Here is a counter example using randomly generated data and R:
library(MASS)
library(leaps)
v <- matrix(0.9,11,11)
diag(v) <- 1
set.seed(15)
mydat <- mvrnorm(100, rep(0,11), v)
mydf <- as.data.frame( mydat )
fit1 <- lm( V1 ~ 1, data=mydf )
fit2 <- lm( V1 ~ ., data=mydf )
fit <- step( fit1, formula(fit2), direction='forward' )
summary(fit)$r.squared
all <- leaps(mydat[,-1], mydat[,1], method='r2')
max(all$r2[ all$size==length(coef(fit)) ])
plot( all$size, all$r2 )
points( length(coef(fit)), summary(fit)$r.squared, col='red' )

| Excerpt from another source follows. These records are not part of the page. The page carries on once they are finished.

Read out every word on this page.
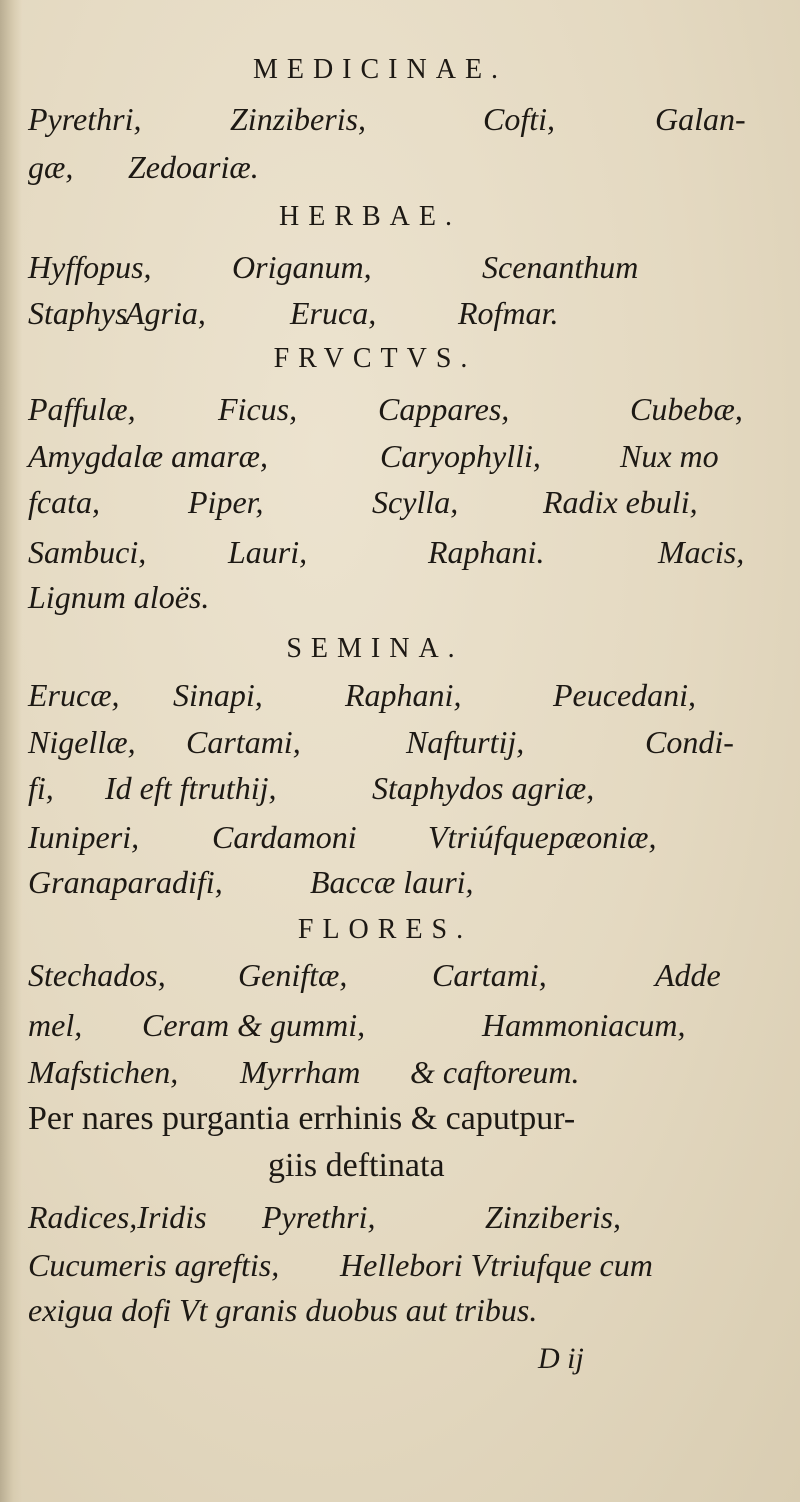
MEDICINAE.
Pyrethri,	Zinziberis,	Cofti,	Galan-
gæ, Zedoariæ.
HERBAE.
Hyffopus,	Origanum,	Scenanthum
Staphys
Agria,	Eruca,	Rofmar.
FRVCTVS.
Paffulæ,	Ficus,	Cappares,	Cubebæ,
Amygdalæ amaræ,	Caryophylli, Nux mo
fcata,	Piper,	Scylla,	Radix ebuli,
Sambuci,	Lauri,	Raphani.	Macis,
Lignum aloës.
SEMINA.
Erucæ, Sinapi,	Raphani,	Peucedani,
Nigellæ, Cartami,	Nafturtij,	Condi-
fi, Id eft ftruthij,	Staphydos agriæ,
Iuniperi, Cardamoni Vtriúfquepæoniæ,
Granaparadifi,	Baccæ lauri,
FLORES.
Stechados, Geniftæ,	Cartami,	Adde
mel, Ceram & gummi,	Hammoniacum,
Mafstichen, Myrrham & caftoreum.
Per nares purgantia errhinis & caputpur-
giis deftinata
Radices,Iridis Pyrethri,	Zinziberis,
Cucumeris agreftis, Hellebori Vtriufque cum
exigua dofi Vt granis duobus aut tribus.
D ij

whuber wanted the thought process: it is mostly a contrast between curiosity and laziness. The original post talked about having 10 predictor variables, so that is what I used. The 0.9 correlation was a nice round number with a fairly high correlation, but not too high (if it is too high then stepwise would most likely only pick up 1 or 2 predictors), I figured the best chance of finding a counter example would include a fair amount of collinearity. A more realistic example would have had various different correlations (but still a fair amount of collinearity) and a defined relationship between the predictors (or a subset of them) and the response variable. The sample size of 100 was also the 1st I tried as a nice round number (and the rule of thumb says you should have at least 10 observations per predictor). I tried the code above with seeds 1 and 2, then wrapped the whole thing in a loop and had it try different seeds sequentially. Actually it stopped at seed 3, but the difference in $R^2$ was in the 15th decimal point, so I figured that was more likely round-off error and restarted it with the comparison first rounding to 5 digits. I was pleasantly surprised that it found a difference as soon as 15. If it had not found a counter example in a reasonable amount of time I would have started tweaking things (the correlation, the sample size, etc.).